The resulting liquor contains a solution of sodium aluminate and undissolved bauxite residues containing iron, silicon, and titanium. These residues - commonly referred to as "red mud" - gradually sink to the bottom of the tank and are removed.
The slurry is pumped to a digester where the chemical reaction to dissolve the alumina takes place. In the digester the slurry is heated to 300 °Fahrenheit (145 °Celsius). It remains in the digester under those conditions from 30 minutes to several hours.
More caustic soda is added to dissolve aluminum containing compounds in the slurry.
Undesirable compounds either don't dissolve in the caustic soda, or combine with other compounds to create a scale on equipment which must be periodically cleaned. The digestion process produces a sodium aluminate solution. Because all of this takes place in a pressure cooker, the slurry is pumped into a series of "flash tanks" to reduce the pressure and heat before it is transferred into "settling tanks."
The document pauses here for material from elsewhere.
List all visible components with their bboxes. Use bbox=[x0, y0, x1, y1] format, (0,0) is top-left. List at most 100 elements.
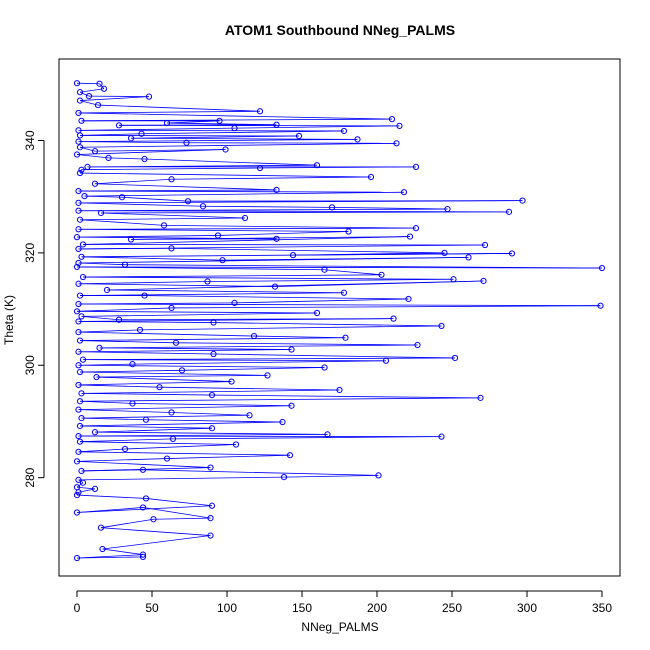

Settling is achieved primarily by using gravity, although some chemicals are added to aid the process. Just as a glass of sugar water with fine sand suspended in it will separate out over time, the impurities in the slurry - things like sand and iron and other trace elements that do not dissolve - will eventually settle to the bottom.
The liquor at the top of the tank (which looks like coffee) is now directed through a series of filters. After washing to recover alumina and caustic soda, the remaining red mud is pumped into large storage ponds where it is dried by evaporation.
The alumina in the still warm liquor consists of tiny, suspended crystals. However there are still some very fine, solid impurities that must be removed.
The giant-sized filters consist of a series of "leaves" - big cloth filters over steel frames - and remove much of the remaining solids in the liquor. The material caught by the filters is known as a "filter cake" and is washed to remove alumina and caustic soda. The filtered liquor - a sodium aluminate solution - is then cooled and pumped to the "precipitators."
The clear sodium aluminate from the settling and filtering operation is pumped into precipitators. Fine particles of alumina - called "seed crystals" (alumina hydrate) - are added to start the precipitation of pure alumina particles as the liquor cools. Alumina crystals begin to grow around the seeds, then settle to the bottom of the tank where they are removed and transferred to "thickening tanks." Finally, it is filtered again then transferred by conveyor to the "calcination kilns."
From precipitation, the hydrate is filtered and washed to rinse away impurities and remove moisture. A continuous conveyor system delivers the hydrate into the calcining kiln. The calcining kiln is brick-lined inside and gas-fired to a temperature of 2,000 °F or 1,100 °C. It slowly rotates (to make sure the alumina dries evenly) and is mounted on a tilted foundation which allows the alumina to move through it to cooling equipment.
The result is a white powder: pure alumina.